Horlogerie

Le patron de Tudor Philippe Peverelli est appelé chez Rolex

L’architecte de la renaissance de la marque Tudor, sœur de Rolex, quitte ses fonctions mais reste dans la même maison. Il dirigera Roldeco, une entité industrielle appartenant à 100% à la marque à la couronne

Il semblait toujours très sérieux quand il répétait que sa mission consistait à «réveiller Tudor». A peine affichait-il son habituel mais discret sourire en coin. Dorénavant, Philippe Peverelli devra trouver une nouvelle boutade. D’ici la fin du printemps – la date exacte n’est pas définie – l’actuel patron de la marque au bouclier va prendre les rennes de Roldeco, une entité industrielle de Rolex. L’information, dévoilée jeudi par le site Internet Businessmontres, a été confirmée au Temps par différentes sources chez Tudor et Rolex. Contactées, les deux marques horlogères en main de la fondation Hans Wilsdorf n’ont pas souhaité commenter cette information.

Cette transition marque pour Philippe Peverelli la fin d’un marathon.
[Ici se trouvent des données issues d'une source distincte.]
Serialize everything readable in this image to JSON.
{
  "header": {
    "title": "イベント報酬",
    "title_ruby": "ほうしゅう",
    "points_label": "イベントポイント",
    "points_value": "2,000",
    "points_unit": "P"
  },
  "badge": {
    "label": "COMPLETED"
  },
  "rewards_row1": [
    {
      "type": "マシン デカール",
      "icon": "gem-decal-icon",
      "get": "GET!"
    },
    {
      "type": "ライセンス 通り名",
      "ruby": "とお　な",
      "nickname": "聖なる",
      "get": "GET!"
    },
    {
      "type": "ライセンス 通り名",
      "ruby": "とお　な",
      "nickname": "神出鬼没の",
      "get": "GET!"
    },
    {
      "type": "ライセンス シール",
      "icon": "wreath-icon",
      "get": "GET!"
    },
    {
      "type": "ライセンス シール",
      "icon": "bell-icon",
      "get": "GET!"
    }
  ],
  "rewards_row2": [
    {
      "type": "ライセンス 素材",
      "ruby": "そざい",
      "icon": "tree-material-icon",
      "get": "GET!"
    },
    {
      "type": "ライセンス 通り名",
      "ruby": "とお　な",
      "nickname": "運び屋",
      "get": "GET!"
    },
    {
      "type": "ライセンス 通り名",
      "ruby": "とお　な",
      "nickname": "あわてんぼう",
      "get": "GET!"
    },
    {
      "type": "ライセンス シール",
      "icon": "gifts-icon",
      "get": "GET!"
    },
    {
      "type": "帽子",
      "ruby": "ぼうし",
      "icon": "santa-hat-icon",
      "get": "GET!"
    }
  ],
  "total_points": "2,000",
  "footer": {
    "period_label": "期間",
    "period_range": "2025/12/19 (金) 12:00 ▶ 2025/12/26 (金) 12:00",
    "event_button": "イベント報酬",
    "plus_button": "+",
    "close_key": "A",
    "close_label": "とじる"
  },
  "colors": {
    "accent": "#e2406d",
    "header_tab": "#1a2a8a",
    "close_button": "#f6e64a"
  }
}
Entré en fonction mi-2009, ce sportif accompli (ski de fond, course à pied…) a transformé son entreprise de la cave au grenier dans un contexte particulier. Il faut rappeler que, comme sa sœur Rolex, Tudor a été fondée par Hans Wilsdorf. L’objectif de cette seconde marque: vendre des montres de la même qualité que les Rolex mais dans une fourchette comprise entre 2000 et 5000 francs pour ne pas empiéter sur les plates-bandes de la première.

Entre 1946 et 2009, Tudor était presque inconnue du grand public occidental puisqu’elle réalisait une part écrasante de ses ventes en Chine continentale (jusqu’à 95%). Philippe Peverelli a eu comme objectif de faire de Tudor une vraie maison indépendante et, surtout, globale. Sa mission est accomplie, à en croire les observateurs de la marque rouge et noire.

Une maison en excellente santé

D’abord en termes de distribution. Tudor réalise aujourd’hui moins de la moitié de ses ventes (estimées à 220’000 pièces par an) en grande Chine et s’est notamment étendu aux Etats-Unis, en Grande-Bretagne, en Corée du Sud et bientôt au Japon… En sept ans, Philippe Peverelli a ainsi permis à la marque de s’ouvrir à de nombreux nouveaux marchés. Sans compter que les Black Bay et autres Pelagos ne se trouvent plus seulement dans des boutiques proposant déjà des Rolex, mais également dans des points de ventes «exclusifs» à Tudor. Ce qui était encore impensable en 2008…

Autre succès: alors que Tudor équipait ses montres presque exclusivement avec des mouvements achetés chez Swatch Group, Philippe Peverelli a œuvré à la création et l’industrialisation d’un calibre maison, présenté à la foire de Bâle 2015. En résumé, la liste de ses faits d’armes est longue. Et son successeur, dont le nom n’est pas encore connu, prendra les commandes d’une maison en excellente santé.

Promotion ou relégation?

Désormais à la tête de Roldeco, celui qui est passé par Blancpain, Ebel ou encore Chopard devra piloter une entité méconnue qui occupe environ 150 employés (Tudor en compte 197), est basée à Crissier (VD) et gère l’entier des produits commerciaux des marques Tudor et Rolex: du merchandising aux vitrines et à l’agencement des boutiques – mais pas les stands des salons ou les écrins des montres. Un outil de la maison Rolex qui a notamment été dirigé par Daniel Riedo, aujourd’hui patron de Jaeger-LeCoultre.

Ce transfert est-il une promotion ou une relégation? Les observateurs sont perplexes et les spéculations vont bon train. Jeudi, nos sources rappelaient simplement que le futur ex-chef de Tudor possède une grande expérience des boutiques: chez Chopard, il a piloté tout le développement des magasins de la marque familiale en en faisant passer le nombre de 8 en 1998 à 126 en 2006. Ce savoir-faire aurait-il conduit le patron de Rolex Jean-Frédéric Dufour à rappeler son ami de longue date vers lui en vue de nouveaux développements dans la distribution? L’avenir le dira.